The debugger is able to understand a function or other symbol without an offset; this allows you to set breakpoints on functions or other labels without any problem. However, the output of a disassembly operation may be confusing, because this disassembly will reflect the changes made by the optimizer.
Since the debugger will try to stay close to the original code, you might see some amusing results. The rule of thumb when working with performance-optimized codes is simply that you cannot perform reliable address arithmetic on optimized code.
Here is an example:
kd> bl
0 e f8640ca6 0001 (0001) tcpip!IPTransmit
1 e f8672660 0001 (0001) tcpip!IPFragment
kd> u f864b4cb
tcpip!IPTransmit+e48:
f864b4cb f3a4 rep movsb
f864b4cd 8b75cc mov esi,[ebp-0x34]
f864b4d0 8b4d10 mov ecx,[ebp+0x10]
f864b4d3 8b7da4 mov edi,[ebp-0x5c]
f864b4d6 8bc6 mov eax,esi
f864b4d8 6a10 push 0x10
f864b4da 034114 add eax,[ecx+0x14]
f864b4dd 57 push edi
You can see from the breakpoint list that the address of IPTransmit is 0xF8640CA6.
When you unassemble a section of code within this function at 0xF864B4CB, the output indicates that this is 0xE48 bytes past the beginning of the function. However, if you subtract the base of the function from this address, the actual offset appears to be 0xA825.
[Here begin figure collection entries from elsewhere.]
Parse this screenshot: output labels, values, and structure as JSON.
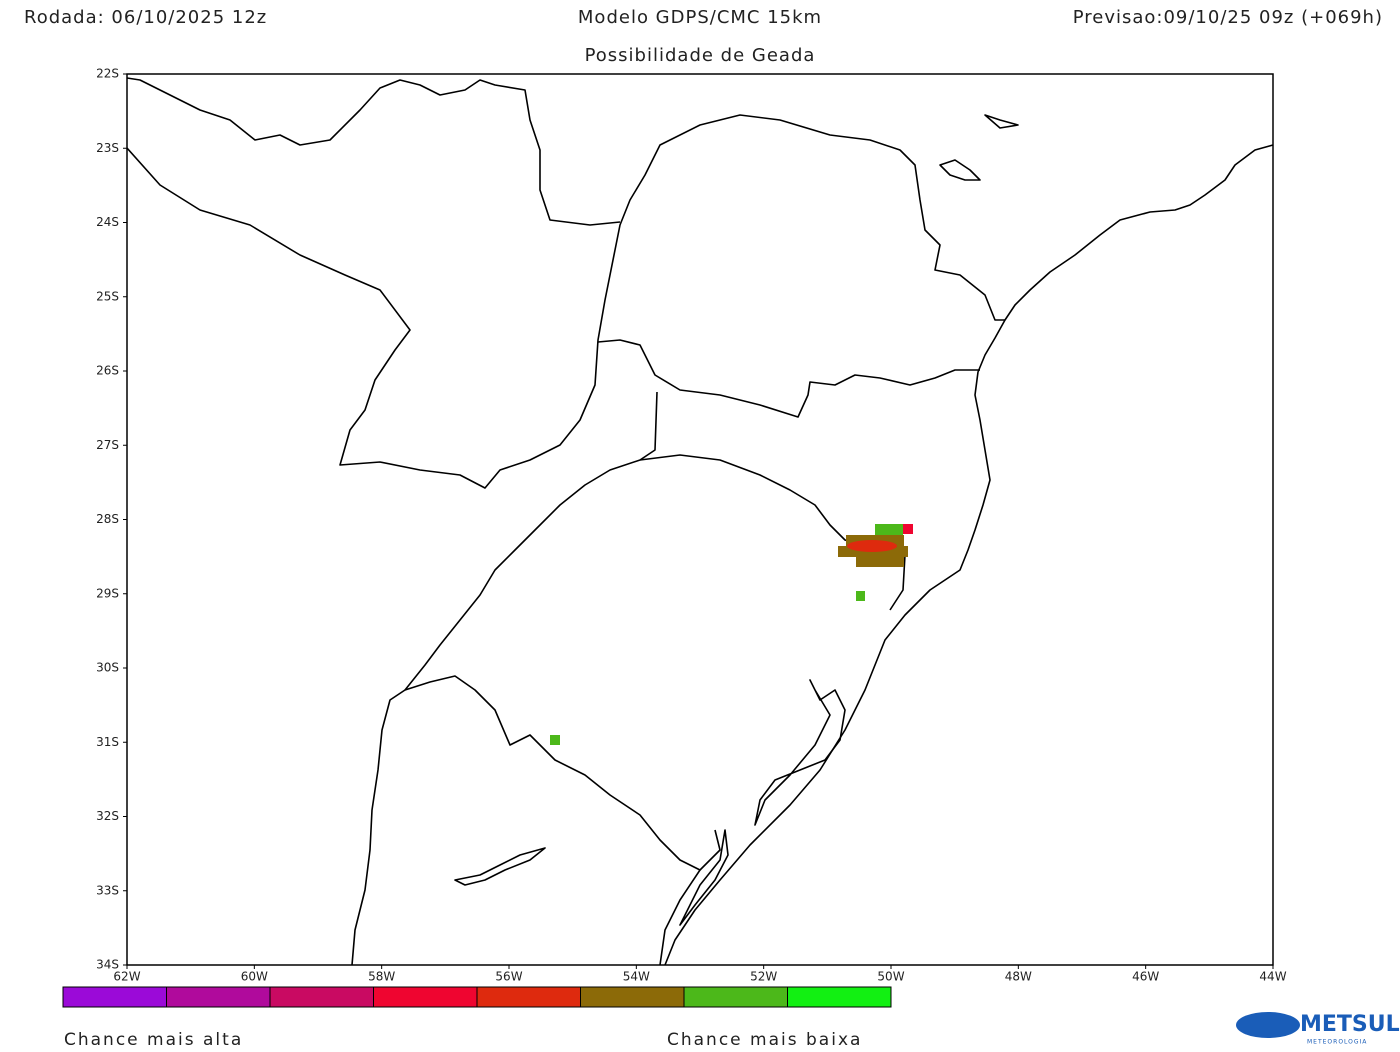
{
  "header": {
    "run": "Rodada: 06/10/2025 12z",
    "model": "Modelo GDPS/CMC 15km",
    "forecast": "Previsao:09/10/25 09z (+069h)"
  },
  "map": {
    "title": "Possibilidade de Geada",
    "lat_labels": [
      "22S",
      "23S",
      "24S",
      "25S",
      "26S",
      "27S",
      "28S",
      "29S",
      "30S",
      "31S",
      "32S",
      "33S",
      "34S"
    ],
    "lon_labels": [
      "62W",
      "60W",
      "58W",
      "56W",
      "54W",
      "52W",
      "50W",
      "48W",
      "46W",
      "44W"
    ]
  },
  "legend": {
    "colors": [
      "#9b0ad8",
      "#b00a9c",
      "#c90a62",
      "#ef0530",
      "#de2a0e",
      "#8c6a08",
      "#4cb81a",
      "#12f012"
    ],
    "high": "Chance mais alta",
    "low": "Chance mais baixa"
  },
  "logo": {
    "name": "METSUL",
    "tagline": "METEOROLOGIA"
  }
}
What is happening is this: The debugger is indeed showing a disassembly of the binary instructions beginning at 0xF864B4CB. But instead of computing the offset by simple subtraction, the debugger displays -- as best it can -- the offset to the function entry as it existed in the original code before the optimizations were performed. That value is 0xE48.
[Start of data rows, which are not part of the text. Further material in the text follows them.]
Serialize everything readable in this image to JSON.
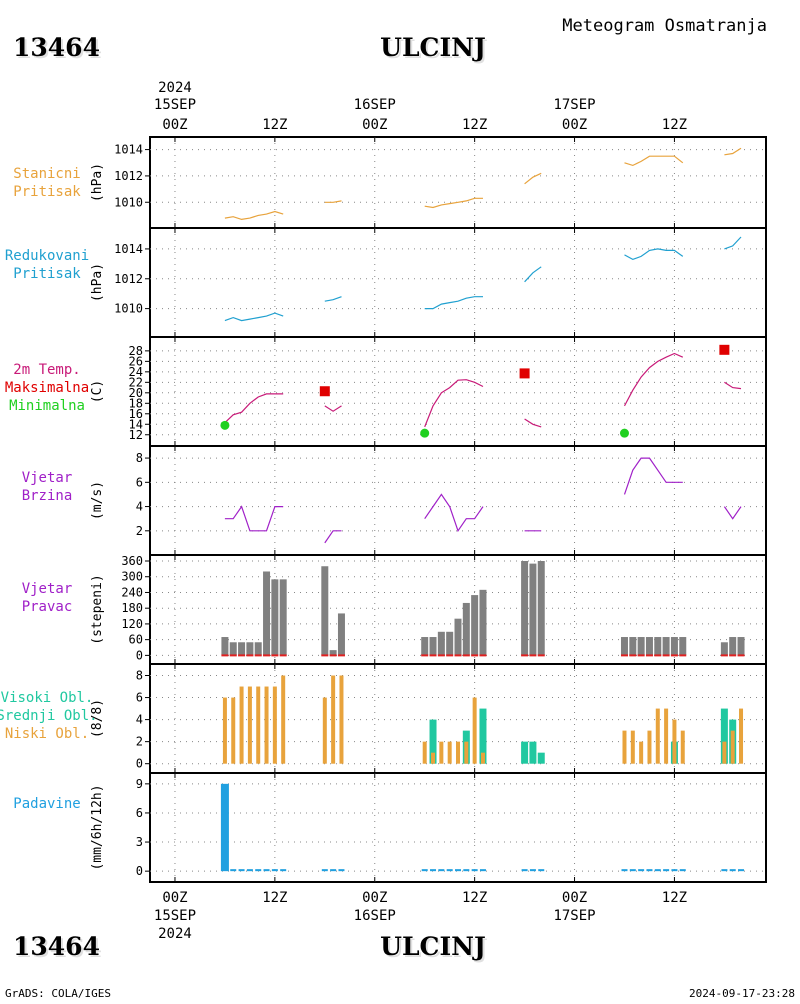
{
  "header": {
    "station_id": "13464",
    "station_name": "ULCINJ",
    "product": "Meteogram Osmatranja"
  },
  "footer": {
    "station_id": "13464",
    "station_name": "ULCINJ",
    "credit": "GrADS: COLA/IGES",
    "generated": "2024-09-17-23:28"
  },
  "time_axis": {
    "year": "2024",
    "ticks": [
      {
        "hour": 0,
        "label": "00Z",
        "date": "15SEP",
        "year": "2024"
      },
      {
        "hour": 12,
        "label": "12Z"
      },
      {
        "hour": 24,
        "label": "00Z",
        "date": "16SEP"
      },
      {
        "hour": 36,
        "label": "12Z"
      },
      {
        "hour": 48,
        "label": "00Z",
        "date": "17SEP"
      },
      {
        "hour": 60,
        "label": "12Z"
      }
    ],
    "range_hours": [
      -3,
      71
    ]
  },
  "colors": {
    "station_pressure": "#e8a33c",
    "reduced_pressure": "#20a0d0",
    "temperature": "#c81a78",
    "tmax": "#e00000",
    "tmin": "#20d020",
    "wind_speed": "#a020c8",
    "wind_dir_bar": "#808080",
    "wind_dir_base": "#e02020",
    "cloud_high": "#20c8a0",
    "cloud_mid": "#20c8a0",
    "cloud_low": "#e8a33c",
    "precip": "#20a0e0"
  },
  "chart_data": [
    {
      "id": "station_pressure",
      "type": "line",
      "label_lines": [
        "Stanicni",
        "Pritisak"
      ],
      "ylabel": "(hPa)",
      "ylim": [
        1008.5,
        1014.5
      ],
      "yticks": [
        1010,
        1012,
        1014
      ],
      "series": [
        {
          "segments": [
            [
              [
                6,
                1008.8
              ],
              [
                7,
                1008.9
              ],
              [
                8,
                1008.7
              ],
              [
                9,
                1008.8
              ],
              [
                10,
                1009.0
              ],
              [
                11,
                1009.1
              ],
              [
                12,
                1009.3
              ],
              [
                13,
                1009.1
              ]
            ],
            [
              [
                18,
                1010.0
              ],
              [
                19,
                1010.0
              ],
              [
                20,
                1010.1
              ]
            ],
            [
              [
                30,
                1009.7
              ],
              [
                31,
                1009.6
              ],
              [
                32,
                1009.8
              ],
              [
                33,
                1009.9
              ],
              [
                34,
                1010.0
              ],
              [
                35,
                1010.1
              ],
              [
                36,
                1010.3
              ],
              [
                37,
                1010.3
              ]
            ],
            [
              [
                42,
                1011.4
              ],
              [
                43,
                1011.9
              ],
              [
                44,
                1012.2
              ]
            ],
            [
              [
                54,
                1013.0
              ],
              [
                55,
                1012.8
              ],
              [
                56,
                1013.1
              ],
              [
                57,
                1013.5
              ],
              [
                58,
                1013.5
              ],
              [
                59,
                1013.5
              ],
              [
                60,
                1013.5
              ],
              [
                61,
                1013.0
              ]
            ],
            [
              [
                66,
                1013.6
              ],
              [
                67,
                1013.7
              ],
              [
                68,
                1014.1
              ]
            ]
          ]
        }
      ]
    },
    {
      "id": "reduced_pressure",
      "type": "line",
      "label_lines": [
        "Redukovani",
        "Pritisak"
      ],
      "ylabel": "(hPa)",
      "ylim": [
        1008.5,
        1015.0
      ],
      "yticks": [
        1010,
        1012,
        1014
      ],
      "series": [
        {
          "segments": [
            [
              [
                6,
                1009.2
              ],
              [
                7,
                1009.4
              ],
              [
                8,
                1009.2
              ],
              [
                9,
                1009.3
              ],
              [
                10,
                1009.4
              ],
              [
                11,
                1009.5
              ],
              [
                12,
                1009.7
              ],
              [
                13,
                1009.5
              ]
            ],
            [
              [
                18,
                1010.5
              ],
              [
                19,
                1010.6
              ],
              [
                20,
                1010.8
              ]
            ],
            [
              [
                30,
                1010.0
              ],
              [
                31,
                1010.0
              ],
              [
                32,
                1010.3
              ],
              [
                33,
                1010.4
              ],
              [
                34,
                1010.5
              ],
              [
                35,
                1010.7
              ],
              [
                36,
                1010.8
              ],
              [
                37,
                1010.8
              ]
            ],
            [
              [
                42,
                1011.8
              ],
              [
                43,
                1012.4
              ],
              [
                44,
                1012.8
              ]
            ],
            [
              [
                54,
                1013.6
              ],
              [
                55,
                1013.3
              ],
              [
                56,
                1013.5
              ],
              [
                57,
                1013.9
              ],
              [
                58,
                1014.0
              ],
              [
                59,
                1013.9
              ],
              [
                60,
                1013.9
              ],
              [
                61,
                1013.5
              ]
            ],
            [
              [
                66,
                1014.0
              ],
              [
                67,
                1014.2
              ],
              [
                68,
                1014.8
              ]
            ]
          ]
        }
      ]
    },
    {
      "id": "temperature",
      "type": "line",
      "label_lines": [
        "2m Temp.",
        "Maksimalna",
        "Minimalna"
      ],
      "ylabel": "(C)",
      "ylim": [
        11.0,
        29.5
      ],
      "yticks": [
        12,
        14,
        16,
        18,
        20,
        22,
        24,
        26,
        28
      ],
      "series": [
        {
          "segments": [
            [
              [
                6,
                14.3
              ],
              [
                7,
                15.8
              ],
              [
                8,
                16.3
              ],
              [
                9,
                18.0
              ],
              [
                10,
                19.2
              ],
              [
                11,
                19.8
              ],
              [
                12,
                19.8
              ],
              [
                13,
                19.8
              ]
            ],
            [
              [
                18,
                17.5
              ],
              [
                19,
                16.5
              ],
              [
                20,
                17.5
              ]
            ],
            [
              [
                30,
                13.5
              ],
              [
                31,
                17.5
              ],
              [
                32,
                20.0
              ],
              [
                33,
                21.0
              ],
              [
                34,
                22.4
              ],
              [
                35,
                22.5
              ],
              [
                36,
                22.0
              ],
              [
                37,
                21.2
              ]
            ],
            [
              [
                42,
                15.0
              ],
              [
                43,
                14.0
              ],
              [
                44,
                13.5
              ]
            ],
            [
              [
                54,
                17.5
              ],
              [
                55,
                20.5
              ],
              [
                56,
                23.0
              ],
              [
                57,
                24.8
              ],
              [
                58,
                26.0
              ],
              [
                59,
                26.8
              ],
              [
                60,
                27.5
              ],
              [
                61,
                26.8
              ]
            ],
            [
              [
                66,
                22.0
              ],
              [
                67,
                21.0
              ],
              [
                68,
                20.8
              ]
            ]
          ]
        }
      ],
      "tmax": [
        [
          18,
          20.3
        ],
        [
          42,
          23.7
        ],
        [
          66,
          28.2
        ]
      ],
      "tmin": [
        [
          6,
          13.8
        ],
        [
          30,
          12.3
        ],
        [
          54,
          12.3
        ]
      ]
    },
    {
      "id": "wind_speed",
      "type": "line",
      "label_lines": [
        "Vjetar",
        "Brzina"
      ],
      "ylabel": "(m/s)",
      "ylim": [
        0.5,
        8.5
      ],
      "yticks": [
        2,
        4,
        6,
        8
      ],
      "series": [
        {
          "segments": [
            [
              [
                6,
                3
              ],
              [
                7,
                3
              ],
              [
                8,
                4
              ],
              [
                9,
                2
              ],
              [
                10,
                2
              ],
              [
                11,
                2
              ],
              [
                12,
                4
              ],
              [
                13,
                4
              ]
            ],
            [
              [
                18,
                1
              ],
              [
                19,
                2
              ],
              [
                20,
                2
              ]
            ],
            [
              [
                30,
                3
              ],
              [
                31,
                4
              ],
              [
                32,
                5
              ],
              [
                33,
                4
              ],
              [
                34,
                2
              ],
              [
                35,
                3
              ],
              [
                36,
                3
              ],
              [
                37,
                4
              ]
            ],
            [
              [
                42,
                2
              ],
              [
                43,
                2
              ],
              [
                44,
                2
              ]
            ],
            [
              [
                54,
                5
              ],
              [
                55,
                7
              ],
              [
                56,
                8
              ],
              [
                57,
                8
              ],
              [
                58,
                7
              ],
              [
                59,
                6
              ],
              [
                60,
                6
              ],
              [
                61,
                6
              ]
            ],
            [
              [
                66,
                4
              ],
              [
                67,
                3
              ],
              [
                68,
                4
              ]
            ]
          ]
        }
      ]
    },
    {
      "id": "wind_direction",
      "type": "bar",
      "label_lines": [
        "Vjetar",
        "Pravac"
      ],
      "ylabel": "(stepeni)",
      "ylim": [
        -10,
        360
      ],
      "yticks": [
        0,
        60,
        120,
        180,
        240,
        300,
        360
      ],
      "hours": [
        6,
        7,
        8,
        9,
        10,
        11,
        12,
        13,
        18,
        19,
        20,
        30,
        31,
        32,
        33,
        34,
        35,
        36,
        37,
        42,
        43,
        44,
        54,
        55,
        56,
        57,
        58,
        59,
        60,
        61,
        66,
        67,
        68
      ],
      "values": [
        70,
        50,
        50,
        50,
        50,
        320,
        290,
        290,
        340,
        20,
        160,
        70,
        70,
        90,
        90,
        140,
        200,
        230,
        250,
        360,
        350,
        360,
        70,
        70,
        70,
        70,
        70,
        70,
        70,
        70,
        50,
        70,
        70
      ]
    },
    {
      "id": "clouds",
      "type": "bar",
      "label_lines": [
        "Visoki Obl.",
        "Srednji Obl.",
        "Niski Obl."
      ],
      "ylabel": "(8/8)",
      "ylim": [
        -0.3,
        8.5
      ],
      "yticks": [
        0,
        2,
        4,
        6,
        8
      ],
      "series": [
        {
          "name": "Visoki Obl.",
          "hours": [
            31,
            35,
            37,
            66
          ],
          "values": [
            4,
            3,
            5,
            5
          ]
        },
        {
          "name": "Srednji Obl.",
          "hours": [
            42,
            43,
            44,
            60,
            67
          ],
          "values": [
            2,
            2,
            1,
            2,
            4
          ]
        },
        {
          "name": "Niski Obl.",
          "hours": [
            6,
            7,
            8,
            9,
            10,
            11,
            12,
            13,
            18,
            19,
            20,
            30,
            31,
            32,
            33,
            34,
            35,
            36,
            37,
            54,
            55,
            56,
            57,
            58,
            59,
            60,
            61,
            66,
            67,
            68
          ],
          "values": [
            6,
            6,
            7,
            7,
            7,
            7,
            7,
            8,
            6,
            8,
            8,
            2,
            1,
            2,
            2,
            2,
            2,
            6,
            1,
            3,
            3,
            2,
            3,
            5,
            5,
            4,
            3,
            2,
            3,
            5
          ]
        }
      ]
    },
    {
      "id": "precipitation",
      "type": "bar",
      "label_lines": [
        "Padavine"
      ],
      "ylabel": "(mm/6h/12h)",
      "ylim": [
        -0.5,
        9.5
      ],
      "yticks": [
        0,
        3,
        6,
        9
      ],
      "hours": [
        6,
        7,
        8,
        9,
        10,
        11,
        12,
        13,
        18,
        19,
        20,
        30,
        31,
        32,
        33,
        34,
        35,
        36,
        37,
        42,
        43,
        44,
        54,
        55,
        56,
        57,
        58,
        59,
        60,
        61,
        66,
        67,
        68
      ],
      "values": [
        9,
        0.1,
        0.1,
        0.1,
        0.1,
        0.1,
        0.2,
        0.1,
        0.2,
        0.1,
        0.1,
        0.1,
        0.1,
        0.1,
        0.1,
        0.1,
        0.1,
        0.1,
        0.1,
        0.1,
        0.1,
        0.1,
        0.1,
        0.1,
        0.1,
        0.1,
        0.1,
        0.1,
        0.1,
        0.1,
        0.1,
        0.1,
        0.1
      ]
    }
  ]
}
On the other hand, if you try to look at IPTransmit+0xE48, you will see this:
kd> u tcpip!iptransmit+e48
tcpip!ARPTransmit+d8:
f8641aee 0856ff or [esi-0x1],dl
f8641af1 75fc jnz tcpip!ARPTransmit+0xd9 (f8641aef)
f8641af3 57 push edi
f8641af4 e828eeffff call tcpip!ARPSendData (f8640921)
f8641af9 5f pop edi
f8641afa 5e pop esi
f8641afb 5b pop ebx
f8641afc c9 leave
What is happening here is that the debugger recognizes the symbol IPTransmit as equivalent to the address 0xF8640CA6, and the command parser performs a simple addition to find that 0xF8640CA6 + 0xE48 = 0xF8641AEE. This address is then used as the argument for the u (Unassemble) command. But once this location is analyzed, the debugger discovers that this is not IPTransmit plus an offset of 0xE48. Indeed, it is not part of this function at all. Rather, it corresponds to the function ARPTransmit plus an offset of 0xD8.
The reason this happens is that performance optimization is not reversible through address arithmetic. While the debugger can take an address and deduce its original symbol and offset, it does not have enough information to take a symbol and offset and translate it to the correct address. Consequently, disassembly is not useful in these cases.